In contrast, a larger and more recent trial conducted by Petersen and colleagues studied the effects of vitamin E (2000 IU/day), donepezil, or placebo in patients with mild cognitive impairment. The primary outcome at the end of three years was clinically possible or probable AD. No benefit was observed with vitamin E in preventing the development of dementia.11 In a small trial by Lloret and colleagues, the authors examined whether vitamin E prevented oxidative stress as well as worsening cognition in AD. In participants where vitamin E was found to lower measured markers of oxidative stress, cognitive test scores were maintained.
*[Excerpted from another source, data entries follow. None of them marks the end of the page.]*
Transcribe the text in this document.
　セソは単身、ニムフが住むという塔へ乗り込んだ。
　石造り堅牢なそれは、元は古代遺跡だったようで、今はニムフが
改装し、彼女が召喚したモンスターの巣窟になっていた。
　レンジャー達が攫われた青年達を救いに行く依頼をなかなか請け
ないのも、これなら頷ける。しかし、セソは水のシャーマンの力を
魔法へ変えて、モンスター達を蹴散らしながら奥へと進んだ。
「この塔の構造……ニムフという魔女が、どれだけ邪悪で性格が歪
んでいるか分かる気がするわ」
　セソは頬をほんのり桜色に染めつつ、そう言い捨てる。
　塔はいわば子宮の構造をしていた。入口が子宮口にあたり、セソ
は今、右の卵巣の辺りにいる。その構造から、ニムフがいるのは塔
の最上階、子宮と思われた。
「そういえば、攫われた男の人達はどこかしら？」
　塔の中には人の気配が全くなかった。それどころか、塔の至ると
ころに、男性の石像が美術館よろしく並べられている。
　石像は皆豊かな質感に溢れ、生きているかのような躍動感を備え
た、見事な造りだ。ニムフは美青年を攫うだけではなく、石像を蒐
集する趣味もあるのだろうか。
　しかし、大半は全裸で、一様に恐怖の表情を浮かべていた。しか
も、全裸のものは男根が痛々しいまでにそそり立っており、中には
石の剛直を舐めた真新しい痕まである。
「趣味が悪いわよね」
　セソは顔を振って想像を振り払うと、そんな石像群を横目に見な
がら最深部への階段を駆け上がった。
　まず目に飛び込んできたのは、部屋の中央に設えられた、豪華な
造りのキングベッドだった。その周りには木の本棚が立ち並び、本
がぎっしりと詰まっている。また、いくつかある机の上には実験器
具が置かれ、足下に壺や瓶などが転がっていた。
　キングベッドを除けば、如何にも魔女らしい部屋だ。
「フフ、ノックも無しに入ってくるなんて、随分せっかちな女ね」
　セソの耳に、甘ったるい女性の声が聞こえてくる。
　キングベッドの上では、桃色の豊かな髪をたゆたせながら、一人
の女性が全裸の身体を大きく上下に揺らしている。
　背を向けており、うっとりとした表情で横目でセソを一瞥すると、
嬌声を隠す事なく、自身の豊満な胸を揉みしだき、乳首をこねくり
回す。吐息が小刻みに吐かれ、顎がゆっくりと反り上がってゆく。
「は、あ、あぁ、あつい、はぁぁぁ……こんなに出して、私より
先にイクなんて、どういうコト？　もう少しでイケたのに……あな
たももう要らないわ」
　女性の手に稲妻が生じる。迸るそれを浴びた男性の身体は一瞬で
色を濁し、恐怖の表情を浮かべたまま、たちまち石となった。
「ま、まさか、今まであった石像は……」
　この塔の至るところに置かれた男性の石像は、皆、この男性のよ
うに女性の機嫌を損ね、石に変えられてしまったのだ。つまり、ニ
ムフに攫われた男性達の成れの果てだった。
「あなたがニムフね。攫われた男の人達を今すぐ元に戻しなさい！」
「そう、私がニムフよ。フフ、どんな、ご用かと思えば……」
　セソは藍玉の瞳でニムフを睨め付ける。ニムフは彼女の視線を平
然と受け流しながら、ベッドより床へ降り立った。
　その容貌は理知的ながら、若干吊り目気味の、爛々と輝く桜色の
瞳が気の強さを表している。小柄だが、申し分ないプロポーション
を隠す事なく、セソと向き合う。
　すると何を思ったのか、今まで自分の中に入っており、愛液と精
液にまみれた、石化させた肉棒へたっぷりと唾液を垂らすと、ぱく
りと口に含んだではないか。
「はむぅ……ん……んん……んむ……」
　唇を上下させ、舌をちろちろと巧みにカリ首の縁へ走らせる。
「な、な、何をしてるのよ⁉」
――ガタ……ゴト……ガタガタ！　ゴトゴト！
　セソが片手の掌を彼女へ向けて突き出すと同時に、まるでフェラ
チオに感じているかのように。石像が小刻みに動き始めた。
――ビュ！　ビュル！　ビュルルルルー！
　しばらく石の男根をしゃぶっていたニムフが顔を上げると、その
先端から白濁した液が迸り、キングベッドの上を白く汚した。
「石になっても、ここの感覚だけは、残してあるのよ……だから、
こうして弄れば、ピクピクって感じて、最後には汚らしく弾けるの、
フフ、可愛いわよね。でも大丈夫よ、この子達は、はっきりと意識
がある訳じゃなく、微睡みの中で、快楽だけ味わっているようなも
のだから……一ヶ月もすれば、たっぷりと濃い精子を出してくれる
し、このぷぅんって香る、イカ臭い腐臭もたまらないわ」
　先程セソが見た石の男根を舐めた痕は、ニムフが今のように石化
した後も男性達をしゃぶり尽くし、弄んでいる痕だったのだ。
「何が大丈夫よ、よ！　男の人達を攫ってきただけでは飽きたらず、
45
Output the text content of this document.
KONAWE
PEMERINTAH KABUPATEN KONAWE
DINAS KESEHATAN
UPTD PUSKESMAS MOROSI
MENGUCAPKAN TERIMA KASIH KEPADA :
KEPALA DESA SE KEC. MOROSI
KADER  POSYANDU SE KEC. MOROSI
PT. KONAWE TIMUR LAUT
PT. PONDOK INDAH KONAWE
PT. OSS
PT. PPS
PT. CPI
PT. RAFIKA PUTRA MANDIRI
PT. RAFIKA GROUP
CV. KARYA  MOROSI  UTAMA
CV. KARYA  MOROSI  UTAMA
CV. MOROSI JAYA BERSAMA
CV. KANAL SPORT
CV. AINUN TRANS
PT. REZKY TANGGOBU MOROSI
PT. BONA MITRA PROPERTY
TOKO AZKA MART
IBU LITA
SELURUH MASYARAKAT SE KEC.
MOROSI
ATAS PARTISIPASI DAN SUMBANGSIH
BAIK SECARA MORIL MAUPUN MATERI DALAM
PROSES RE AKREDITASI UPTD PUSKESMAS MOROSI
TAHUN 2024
In participants where vitamin E was not shown to alter oxidative stress, cognitive test scores worsened in several patients.12 Lastly, a meta-analysis of over 130,000 participants with chronic diseases concluded that high dose vitamin E supplementation, defined as greater than or equal to 400 IU/day for at least one year, increased all-cause mortality. However, many of the trials analyzed included patients with, or at high risk for, cardiovascular disease.13 

A number of CAM therapies have been utilized for the treatment of AD, including Ginkgo biloba and vitamin E. Neither Ginkgo biloba nor vitamin E has demonstrated consistent results with regard to prevention or treatment of AD. Troubling signals of serious adverse effects require additional research, as well. Until further research is available, Ginkgo biloba and vitamin E cannot be recommended for the prevention or treatment of AD.